Die Tür zur Wohnung ging auf und mit einem unerfreuten Gesichtsausdruck trat Cedric hinein und zog seine Schuhe aus. "Cedric, hallo!" grüßte Felicia lächelnd, sah ihm seine Laune aber an. "Muss du den Täter demnächst hinrichten? Aber ist noch irgendwas passiert? Sonst bist du so gefühlslos, wenn du die Todesstrafe vollstrecken musst, aber du wirkst sauer." Sie kam näher und strich über seine Schulter, da sie erleichtert war, dass Cedric heil heimgekehrt war. Er zog seinen Mantel aus und drückte sie an sich. Beide gaben sich einen Kuss, bevor Cedric sie etwas ruhiger ansah. "Ich hatte eine Auseinandersetzung mit deinem Vater."

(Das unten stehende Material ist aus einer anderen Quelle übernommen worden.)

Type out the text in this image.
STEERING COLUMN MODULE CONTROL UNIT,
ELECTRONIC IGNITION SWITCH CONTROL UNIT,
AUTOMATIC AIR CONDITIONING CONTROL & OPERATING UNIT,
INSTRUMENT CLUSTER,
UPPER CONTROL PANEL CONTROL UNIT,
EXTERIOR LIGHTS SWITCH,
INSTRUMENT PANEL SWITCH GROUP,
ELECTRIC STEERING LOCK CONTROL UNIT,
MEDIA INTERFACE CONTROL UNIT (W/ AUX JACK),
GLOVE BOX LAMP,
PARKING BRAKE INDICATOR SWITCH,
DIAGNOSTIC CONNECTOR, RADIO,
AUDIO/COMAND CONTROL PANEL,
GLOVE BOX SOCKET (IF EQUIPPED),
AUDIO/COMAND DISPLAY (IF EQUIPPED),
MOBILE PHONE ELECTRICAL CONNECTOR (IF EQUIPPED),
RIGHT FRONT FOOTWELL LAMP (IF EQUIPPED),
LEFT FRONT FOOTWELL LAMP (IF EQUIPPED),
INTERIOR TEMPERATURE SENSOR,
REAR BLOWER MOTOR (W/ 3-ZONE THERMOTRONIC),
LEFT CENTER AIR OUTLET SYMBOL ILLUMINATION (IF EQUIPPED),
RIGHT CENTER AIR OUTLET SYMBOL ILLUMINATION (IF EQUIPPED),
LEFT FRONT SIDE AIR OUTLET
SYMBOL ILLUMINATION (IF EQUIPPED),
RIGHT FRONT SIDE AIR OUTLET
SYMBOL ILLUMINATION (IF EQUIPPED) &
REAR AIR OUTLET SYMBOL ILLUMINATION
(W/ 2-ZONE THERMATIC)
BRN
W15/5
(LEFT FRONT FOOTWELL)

Felicia weitete die Augen und war überrascht, aber in ihr kam Hass auf, als sie von ihrem Vater hörte. In aller Ruhe berichtete Cedric von dem Gespräch und Felicia nickte, während sie die Hand ihres Mannes hielt. "Das klingt sehr nach meinem Erzeuger. Manchmal verstehe ich ihn auch nicht. Er beachtet mich bei den Heilern nicht und auf einmal redet er mit mir, als wäre nichts gewesen. Keine Ahnung, was er damit bezwecken will." Sie seufzte und senkte den Kopf, bis sie Cedric um die Arme fiel. "Ich finde es toll von dir, dass du ihm die Meinung gesagt hast und kann nicht beschreiben, wie stolz mich das macht. Du bist der beste Ehemann, den man sich nur wünschen kann." lobte sie freudig und beschämte Cedric damit wie immer. Das war Felicia schon gewohnt und schmunzelte darüber, als Cedric ihre Hände ergriff und sie genau anschaute. "Meine Felicia, du bist die stärkste Frau, die ich kenne und liebe. Obwohl du es so schwer hattest, hast du dich nicht unterkriegen lassen und auch wenn deine Eltern miserable Personen sind, bist du trotzdem ein toller vernünftiger Todesengel, treue und liebende Mutter, wie auch Ehefrau geworden." sprach er ihr sanft zu und bemerkte das Glitzern in ihren Augen. "Oh, Cedric. Danke!" schluchzte sie überglücklich und fiel ihrem Ehemann um die Arme. Das Ehepaar umarmte sich fest und lächelte stolz. Auch Cedric musste sich beherrschen, bis er auch eine kleine Träne vergoss, während er über Felicias Rücken strich. "Ich bin so froh, dich zu haben."